Friday, July 17, 2009

Your Pirates of the Caribbean kind of Tarzan

Six things an independent comics fan should do at SDCC



My Gorillas Riding Dinosaurs column usually goes up on Wednesdays at Robot 6, but next Wednesday will be the first day of San Diego Comic-Con, and as Robot 6 editor JK Parkin says, trying to choose what to blog from the show will be a lot like trying to take a drink of water from a fire hose. That means that we'll be focusing the blog purely on the convention for the last half of the week, which means no GRD next week.

To make up for it though, I did an extra column this week about some of the cool things indie comics fans can do at the convention.
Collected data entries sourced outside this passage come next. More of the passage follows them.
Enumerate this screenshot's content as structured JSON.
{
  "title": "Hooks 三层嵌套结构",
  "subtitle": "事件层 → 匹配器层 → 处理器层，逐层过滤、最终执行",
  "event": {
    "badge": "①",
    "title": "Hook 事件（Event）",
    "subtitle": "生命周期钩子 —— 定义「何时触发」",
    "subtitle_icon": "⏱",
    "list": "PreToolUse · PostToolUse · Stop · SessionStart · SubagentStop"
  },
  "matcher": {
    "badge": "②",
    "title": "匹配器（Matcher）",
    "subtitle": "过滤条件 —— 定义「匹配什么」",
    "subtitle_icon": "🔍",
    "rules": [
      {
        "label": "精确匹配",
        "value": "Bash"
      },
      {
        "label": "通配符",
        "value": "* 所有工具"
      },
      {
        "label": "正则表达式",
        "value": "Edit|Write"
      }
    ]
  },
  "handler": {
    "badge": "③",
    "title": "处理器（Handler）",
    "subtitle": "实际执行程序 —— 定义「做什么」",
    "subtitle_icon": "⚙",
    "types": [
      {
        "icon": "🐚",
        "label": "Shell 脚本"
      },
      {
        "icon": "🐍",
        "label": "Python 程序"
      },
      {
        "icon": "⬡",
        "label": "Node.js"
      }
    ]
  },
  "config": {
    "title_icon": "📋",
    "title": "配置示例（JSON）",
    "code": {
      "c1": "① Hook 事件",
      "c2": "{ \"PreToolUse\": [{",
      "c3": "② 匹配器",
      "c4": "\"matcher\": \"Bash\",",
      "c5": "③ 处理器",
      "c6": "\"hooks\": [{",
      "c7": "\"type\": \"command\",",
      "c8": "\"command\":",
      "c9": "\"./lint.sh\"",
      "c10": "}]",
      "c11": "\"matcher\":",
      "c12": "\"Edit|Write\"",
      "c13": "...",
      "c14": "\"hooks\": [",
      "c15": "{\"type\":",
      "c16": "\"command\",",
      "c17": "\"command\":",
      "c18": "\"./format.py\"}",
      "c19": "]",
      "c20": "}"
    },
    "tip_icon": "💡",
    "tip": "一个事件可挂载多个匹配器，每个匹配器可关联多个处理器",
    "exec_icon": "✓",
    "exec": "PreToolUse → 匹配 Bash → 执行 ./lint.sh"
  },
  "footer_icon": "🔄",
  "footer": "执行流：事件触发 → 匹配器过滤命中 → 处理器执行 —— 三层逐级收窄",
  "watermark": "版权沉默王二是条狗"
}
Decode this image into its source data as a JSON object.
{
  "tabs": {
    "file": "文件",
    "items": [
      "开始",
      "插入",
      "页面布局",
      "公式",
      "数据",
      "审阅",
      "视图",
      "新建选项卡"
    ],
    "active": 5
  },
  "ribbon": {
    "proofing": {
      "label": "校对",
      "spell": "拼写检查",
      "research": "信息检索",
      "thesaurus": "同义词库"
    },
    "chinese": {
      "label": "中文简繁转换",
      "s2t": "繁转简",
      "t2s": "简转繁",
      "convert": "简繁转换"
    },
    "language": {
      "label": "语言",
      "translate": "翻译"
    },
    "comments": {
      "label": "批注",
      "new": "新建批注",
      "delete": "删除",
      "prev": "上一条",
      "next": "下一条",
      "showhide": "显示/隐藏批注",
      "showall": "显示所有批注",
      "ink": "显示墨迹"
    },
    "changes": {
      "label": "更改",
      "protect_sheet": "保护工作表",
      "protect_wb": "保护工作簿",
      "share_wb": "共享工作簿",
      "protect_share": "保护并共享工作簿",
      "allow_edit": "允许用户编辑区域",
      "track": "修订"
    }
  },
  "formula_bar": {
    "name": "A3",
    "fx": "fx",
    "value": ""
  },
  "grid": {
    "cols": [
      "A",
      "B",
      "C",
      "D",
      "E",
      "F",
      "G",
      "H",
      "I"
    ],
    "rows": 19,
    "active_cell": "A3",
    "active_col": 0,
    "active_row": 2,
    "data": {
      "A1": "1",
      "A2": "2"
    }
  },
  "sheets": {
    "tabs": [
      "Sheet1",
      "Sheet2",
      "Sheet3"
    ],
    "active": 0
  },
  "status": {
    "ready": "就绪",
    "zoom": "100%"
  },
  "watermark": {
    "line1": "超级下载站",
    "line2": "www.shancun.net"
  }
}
It was surprisingly hard to pick just six.

Black Widow: Deadly Origin



Thanks I'm sure to her appearance in Iron Man 2, Black Widow will be getting a new mini-series written by Paul (Captain Britain and MI13) Cornell in November. It'll be a re-telling of her origin story.

Tarzan screenwriter has the right idea



Stuart Beattie has finished with his script for Warner Brothers' Tarzan movie and it sounds like he's got the right idea behind it:
It's your Pirates of the Caribbean kind of Tarzan. It's fun. It's how a Tarzan movie should be. It's just, because Tarzan's been done so many times, you can't just do the standard retelling of Tarzan again, because everyone knows that story. If you're going to do Tarzan, you've got to do it different than it's ever been done ... more mythological and supernatural. Mythic Africa, where the trees are two or three times the size of trees. It's that deep, deep, deep, dark, heart-of-Africa jungle that no one's ever been [to]. 1930s, period, all that kind of stuff, and really bring that world up into that kind of mythic status, where Tarzan can fly around on all these trees and do amazing acrobatics. I just had a lot of fun with it.
SCI FI Wire takes him literally on the word "fly" and spends most of their post scratching their heads and obsessing over it, but Beattie's thoughts sound about perfect to me.

What doesn't sound perfect is that Warner Brothers is still considering Stephen Sommers as the director. I guess Uwe Boll and Michael Bay weren't available.